Surface stress effect on nonlinear dynamical performance of nanobeam-type piezoelectric energy harvesters via meshless collocation technique

Abstract

The chief point of the present study is to analyze numerically the surface stress effects on the nonlinear dynamic performance of nanosized lightweight piezoelectric bridge-type energy harvesters having agglomerated nanocomposite passive bulk. In this regard, the Gurtin-Murdoch continuum elasticity is formulated based upon the quasi-3D beam theory incorporating the relevant surface elastic constants as well as the surface residual stress. Afterwards, an effective numerical solving procedure employing the meshless collocation technique is developed to discretize the nonlinear governing equations via a combination of the polynomial as well as multiquadric basis functions to avoid any possible singularity. It is indicated that the surface stress effects result in to decrease the peaks of achieved voltage from the nonlinear dynamical response of nanobeam-type energy harvesters, but the associated frequency increases. Accordingly, for simply supported nanosized energy harvesters having the thickness of 50 nm, 20 nm, and 10 nm, the reductions in the average achieved voltage in order are about 7.79%, 25.57%, and 37.98%, but the required time decreases from 40.41 μs to 39.78 μs, from 35.17 μs to 33.57 μs, and from 28.37 μs to 26.46 μs, respectively.
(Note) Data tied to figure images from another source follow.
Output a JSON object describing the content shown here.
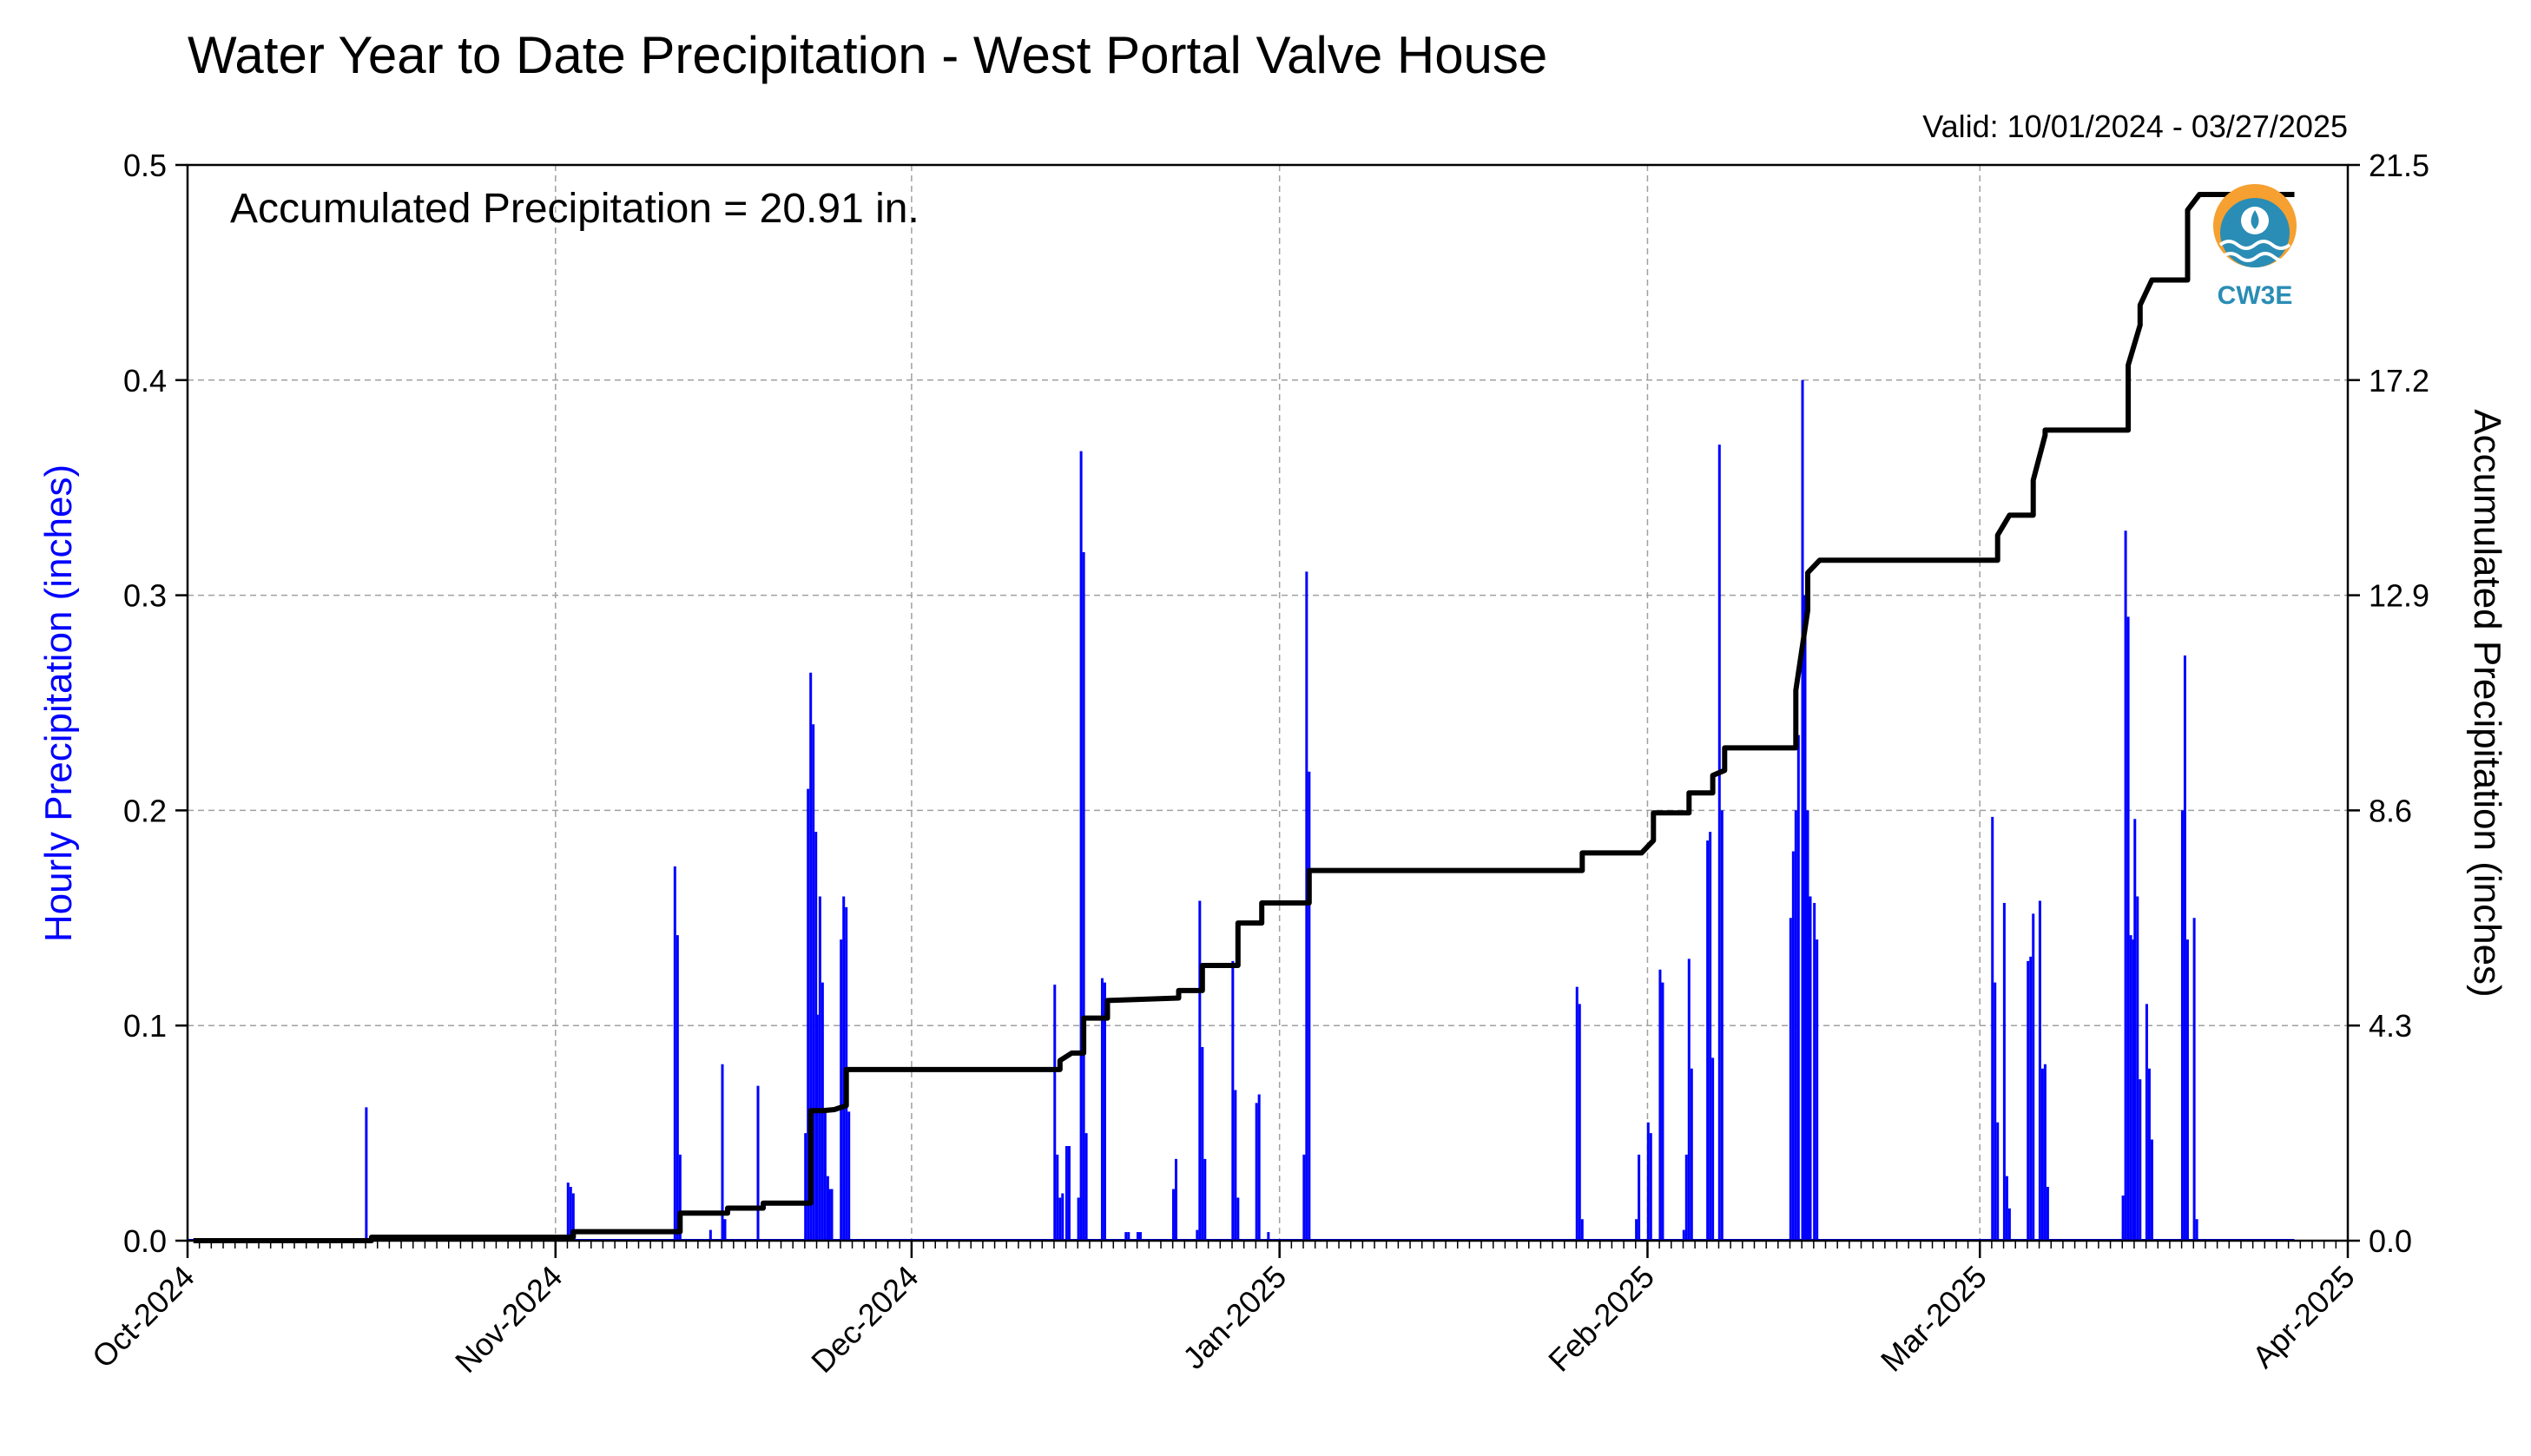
{
  "chart_data": {
    "type": "line",
    "title": "Water Year to Date Precipitation - West Portal Valve House",
    "valid_text": "Valid: 10/01/2024 - 03/27/2025",
    "annotation": "Accumulated Precipitation = 20.91 in.",
    "logo_text": "CW3E",
    "xlabel": "",
    "ylabel_left": "Hourly Precipitation (inches)",
    "ylabel_right": "Accumulated Precipitation (inches)",
    "x_start": "2024-10-01",
    "x_end": "2025-04-01",
    "x_ticks": [
      {
        "date": "2024-10-01",
        "label": "Oct-2024"
      },
      {
        "date": "2024-11-01",
        "label": "Nov-2024"
      },
      {
        "date": "2024-12-01",
        "label": "Dec-2024"
      },
      {
        "date": "2025-01-01",
        "label": "Jan-2025"
      },
      {
        "date": "2025-02-01",
        "label": "Feb-2025"
      },
      {
        "date": "2025-03-01",
        "label": "Mar-2025"
      },
      {
        "date": "2025-04-01",
        "label": "Apr-2025"
      }
    ],
    "ylim_left": [
      0,
      0.5
    ],
    "yticks_left": [
      "0.0",
      "0.1",
      "0.2",
      "0.3",
      "0.4",
      "0.5"
    ],
    "ylim_right": [
      0,
      21.5
    ],
    "yticks_right": [
      "0.0",
      "4.3",
      "8.6",
      "12.9",
      "17.2",
      "21.5"
    ],
    "grid": true,
    "series": [
      {
        "type": "bar",
        "axis": "left",
        "color": "#0000ff",
        "points": [
          [
            "2024-10-16",
            0.062
          ],
          [
            "2024-11-02",
            0.027
          ],
          [
            "2024-11-02",
            0.025
          ],
          [
            "2024-11-02",
            0.022
          ],
          [
            "2024-11-11",
            0.174
          ],
          [
            "2024-11-11",
            0.142
          ],
          [
            "2024-11-11",
            0.04
          ],
          [
            "2024-11-14",
            0.005
          ],
          [
            "2024-11-15",
            0.082
          ],
          [
            "2024-11-15",
            0.01
          ],
          [
            "2024-11-18",
            0.072
          ],
          [
            "2024-11-22",
            0.05
          ],
          [
            "2024-11-22",
            0.21
          ],
          [
            "2024-11-22",
            0.264
          ],
          [
            "2024-11-22",
            0.24
          ],
          [
            "2024-11-22",
            0.19
          ],
          [
            "2024-11-23",
            0.105
          ],
          [
            "2024-11-23",
            0.16
          ],
          [
            "2024-11-23",
            0.12
          ],
          [
            "2024-11-23",
            0.06
          ],
          [
            "2024-11-23",
            0.03
          ],
          [
            "2024-11-24",
            0.024
          ],
          [
            "2024-11-24",
            0.024
          ],
          [
            "2024-11-25",
            0.14
          ],
          [
            "2024-11-25",
            0.16
          ],
          [
            "2024-11-25",
            0.155
          ],
          [
            "2024-11-25",
            0.06
          ],
          [
            "2024-12-13",
            0.119
          ],
          [
            "2024-12-13",
            0.04
          ],
          [
            "2024-12-13",
            0.02
          ],
          [
            "2024-12-13",
            0.022
          ],
          [
            "2024-12-14",
            0.044
          ],
          [
            "2024-12-14",
            0.044
          ],
          [
            "2024-12-15",
            0.02
          ],
          [
            "2024-12-15",
            0.367
          ],
          [
            "2024-12-15",
            0.32
          ],
          [
            "2024-12-15",
            0.05
          ],
          [
            "2024-12-17",
            0.122
          ],
          [
            "2024-12-17",
            0.12
          ],
          [
            "2024-12-19",
            0.004
          ],
          [
            "2024-12-19",
            0.004
          ],
          [
            "2024-12-20",
            0.004
          ],
          [
            "2024-12-20",
            0.004
          ],
          [
            "2024-12-23",
            0.024
          ],
          [
            "2024-12-23",
            0.038
          ],
          [
            "2024-12-25",
            0.005
          ],
          [
            "2024-12-25",
            0.158
          ],
          [
            "2024-12-25",
            0.09
          ],
          [
            "2024-12-25",
            0.038
          ],
          [
            "2024-12-28",
            0.13
          ],
          [
            "2024-12-28",
            0.07
          ],
          [
            "2024-12-28",
            0.02
          ],
          [
            "2024-12-30",
            0.064
          ],
          [
            "2024-12-30",
            0.068
          ],
          [
            "2024-12-31",
            0.004
          ],
          [
            "2025-01-03",
            0.04
          ],
          [
            "2025-01-03",
            0.311
          ],
          [
            "2025-01-03",
            0.218
          ],
          [
            "2025-01-26",
            0.118
          ],
          [
            "2025-01-26",
            0.11
          ],
          [
            "2025-01-26",
            0.01
          ],
          [
            "2025-01-31",
            0.01
          ],
          [
            "2025-01-31",
            0.04
          ],
          [
            "2025-02-01",
            0.055
          ],
          [
            "2025-02-01",
            0.05
          ],
          [
            "2025-02-02",
            0.126
          ],
          [
            "2025-02-02",
            0.12
          ],
          [
            "2025-02-04",
            0.005
          ],
          [
            "2025-02-04",
            0.04
          ],
          [
            "2025-02-04",
            0.131
          ],
          [
            "2025-02-04",
            0.08
          ],
          [
            "2025-02-06",
            0.186
          ],
          [
            "2025-02-06",
            0.19
          ],
          [
            "2025-02-06",
            0.085
          ],
          [
            "2025-02-07",
            0.37
          ],
          [
            "2025-02-07",
            0.2
          ],
          [
            "2025-02-13",
            0.15
          ],
          [
            "2025-02-13",
            0.181
          ],
          [
            "2025-02-13",
            0.2
          ],
          [
            "2025-02-13",
            0.235
          ],
          [
            "2025-02-14",
            0.4
          ],
          [
            "2025-02-14",
            0.3
          ],
          [
            "2025-02-14",
            0.2
          ],
          [
            "2025-02-14",
            0.16
          ],
          [
            "2025-02-15",
            0.157
          ],
          [
            "2025-02-15",
            0.14
          ],
          [
            "2025-03-02",
            0.197
          ],
          [
            "2025-03-02",
            0.12
          ],
          [
            "2025-03-02",
            0.055
          ],
          [
            "2025-03-03",
            0.157
          ],
          [
            "2025-03-03",
            0.03
          ],
          [
            "2025-03-03",
            0.015
          ],
          [
            "2025-03-05",
            0.13
          ],
          [
            "2025-03-05",
            0.132
          ],
          [
            "2025-03-05",
            0.152
          ],
          [
            "2025-03-06",
            0.158
          ],
          [
            "2025-03-06",
            0.08
          ],
          [
            "2025-03-06",
            0.082
          ],
          [
            "2025-03-06",
            0.025
          ],
          [
            "2025-03-13",
            0.021
          ],
          [
            "2025-03-13",
            0.33
          ],
          [
            "2025-03-13",
            0.29
          ],
          [
            "2025-03-13",
            0.142
          ],
          [
            "2025-03-13",
            0.14
          ],
          [
            "2025-03-14",
            0.196
          ],
          [
            "2025-03-14",
            0.16
          ],
          [
            "2025-03-14",
            0.075
          ],
          [
            "2025-03-15",
            0.11
          ],
          [
            "2025-03-15",
            0.08
          ],
          [
            "2025-03-15",
            0.047
          ],
          [
            "2025-03-18",
            0.2
          ],
          [
            "2025-03-18",
            0.272
          ],
          [
            "2025-03-18",
            0.14
          ],
          [
            "2025-03-19",
            0.15
          ],
          [
            "2025-03-19",
            0.01
          ]
        ]
      },
      {
        "type": "line",
        "axis": "right",
        "color": "#000000",
        "points": [
          [
            "2024-10-01",
            0.0
          ],
          [
            "2024-10-16",
            0.0
          ],
          [
            "2024-10-16",
            0.07
          ],
          [
            "2024-11-02",
            0.07
          ],
          [
            "2024-11-02",
            0.18
          ],
          [
            "2024-11-11",
            0.18
          ],
          [
            "2024-11-11",
            0.55
          ],
          [
            "2024-11-15",
            0.55
          ],
          [
            "2024-11-15",
            0.65
          ],
          [
            "2024-11-18",
            0.65
          ],
          [
            "2024-11-18",
            0.75
          ],
          [
            "2024-11-22",
            0.75
          ],
          [
            "2024-11-22",
            2.6
          ],
          [
            "2024-11-23",
            2.6
          ],
          [
            "2024-11-23",
            2.6
          ],
          [
            "2024-11-24",
            2.62
          ],
          [
            "2024-11-25",
            2.7
          ],
          [
            "2024-11-25",
            3.42
          ],
          [
            "2024-12-13",
            3.42
          ],
          [
            "2024-12-13",
            3.6
          ],
          [
            "2024-12-14",
            3.75
          ],
          [
            "2024-12-15",
            3.75
          ],
          [
            "2024-12-15",
            4.45
          ],
          [
            "2024-12-17",
            4.45
          ],
          [
            "2024-12-17",
            4.8
          ],
          [
            "2024-12-23",
            4.85
          ],
          [
            "2024-12-23",
            5.0
          ],
          [
            "2024-12-25",
            5.0
          ],
          [
            "2024-12-25",
            5.5
          ],
          [
            "2024-12-28",
            5.5
          ],
          [
            "2024-12-28",
            6.35
          ],
          [
            "2024-12-30",
            6.35
          ],
          [
            "2024-12-30",
            6.75
          ],
          [
            "2025-01-03",
            6.75
          ],
          [
            "2025-01-03",
            7.4
          ],
          [
            "2025-01-26",
            7.4
          ],
          [
            "2025-01-26",
            7.75
          ],
          [
            "2025-01-31",
            7.75
          ],
          [
            "2025-02-01",
            8.0
          ],
          [
            "2025-02-01",
            8.55
          ],
          [
            "2025-02-04",
            8.55
          ],
          [
            "2025-02-04",
            8.95
          ],
          [
            "2025-02-06",
            8.95
          ],
          [
            "2025-02-06",
            9.3
          ],
          [
            "2025-02-07",
            9.4
          ],
          [
            "2025-02-07",
            9.85
          ],
          [
            "2025-02-13",
            9.85
          ],
          [
            "2025-02-13",
            11.0
          ],
          [
            "2025-02-14",
            12.6
          ],
          [
            "2025-02-14",
            13.35
          ],
          [
            "2025-02-15",
            13.6
          ],
          [
            "2025-03-02",
            13.6
          ],
          [
            "2025-03-02",
            14.1
          ],
          [
            "2025-03-03",
            14.5
          ],
          [
            "2025-03-05",
            14.5
          ],
          [
            "2025-03-05",
            15.2
          ],
          [
            "2025-03-06",
            16.1
          ],
          [
            "2025-03-06",
            16.2
          ],
          [
            "2025-03-13",
            16.2
          ],
          [
            "2025-03-13",
            17.5
          ],
          [
            "2025-03-14",
            18.3
          ],
          [
            "2025-03-14",
            18.7
          ],
          [
            "2025-03-15",
            19.2
          ],
          [
            "2025-03-15",
            19.2
          ],
          [
            "2025-03-18",
            19.2
          ],
          [
            "2025-03-18",
            20.6
          ],
          [
            "2025-03-19",
            20.91
          ],
          [
            "2025-03-27",
            20.91
          ]
        ]
      }
    ]
  }
}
On the other hand, for clamped nanosized energy harvesters having the thickness of 50 nm, 20 nm, and 10 nm, the reductions in the average achieved voltage due to the surface stress effects are, respectively, about 8.33%, 27.35%, and 48.85%, but the required time decreases from 38.92 μs to 38.43 μs, from 33.42 μs to 32.04 μs, and from 26.58 μs to 24.62 μs, respectively.